We are interested in the edits learners of English make to their essays in an online writing practice platform which provides automatic grades and grammatical error feedback. There is firstly a pre-processing task in aligning different versions of an essay which may involve major revisions at the level of sentence structure. Secondly there is the research question of automatically deciding whether each sentence level revision is an improvement or not.

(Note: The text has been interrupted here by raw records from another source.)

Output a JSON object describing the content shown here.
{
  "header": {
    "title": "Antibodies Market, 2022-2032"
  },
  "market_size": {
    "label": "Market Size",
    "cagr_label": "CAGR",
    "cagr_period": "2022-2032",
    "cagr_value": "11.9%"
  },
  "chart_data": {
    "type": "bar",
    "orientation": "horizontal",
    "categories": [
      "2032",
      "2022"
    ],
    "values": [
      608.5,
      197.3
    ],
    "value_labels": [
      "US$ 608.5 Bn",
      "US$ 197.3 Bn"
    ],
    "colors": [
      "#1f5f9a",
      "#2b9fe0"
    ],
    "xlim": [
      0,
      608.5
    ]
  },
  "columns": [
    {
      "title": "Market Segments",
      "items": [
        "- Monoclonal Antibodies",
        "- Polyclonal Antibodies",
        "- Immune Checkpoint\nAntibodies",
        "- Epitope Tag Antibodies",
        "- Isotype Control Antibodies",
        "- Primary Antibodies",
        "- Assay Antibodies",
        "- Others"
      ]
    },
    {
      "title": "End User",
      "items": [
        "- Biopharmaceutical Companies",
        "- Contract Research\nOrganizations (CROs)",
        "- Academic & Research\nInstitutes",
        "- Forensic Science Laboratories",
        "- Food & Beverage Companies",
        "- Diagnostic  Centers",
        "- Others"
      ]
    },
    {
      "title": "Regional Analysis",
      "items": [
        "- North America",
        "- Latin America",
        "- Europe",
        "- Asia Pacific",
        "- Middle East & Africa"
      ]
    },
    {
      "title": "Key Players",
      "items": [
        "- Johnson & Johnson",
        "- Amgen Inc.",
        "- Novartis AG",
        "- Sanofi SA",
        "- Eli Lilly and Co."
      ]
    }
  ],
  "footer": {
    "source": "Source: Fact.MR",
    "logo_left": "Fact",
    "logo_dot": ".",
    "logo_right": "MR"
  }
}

This is a project about generalisability of text classifiers for underground hacking forums: we have trained various models on HackForums texts but have not yet applied them to other forum data contained in the CrimeBB collection of underground hacking forums. This project would involve doing so, including annotation of new test sets for the new forums in order to evaluate performance of the old models on new data. Potential directions for this project include improved training of more generalised models, domain adaptation to each forum, and application of English-focused methods to the forum data in other languages (so far: German, Spanish, Russian).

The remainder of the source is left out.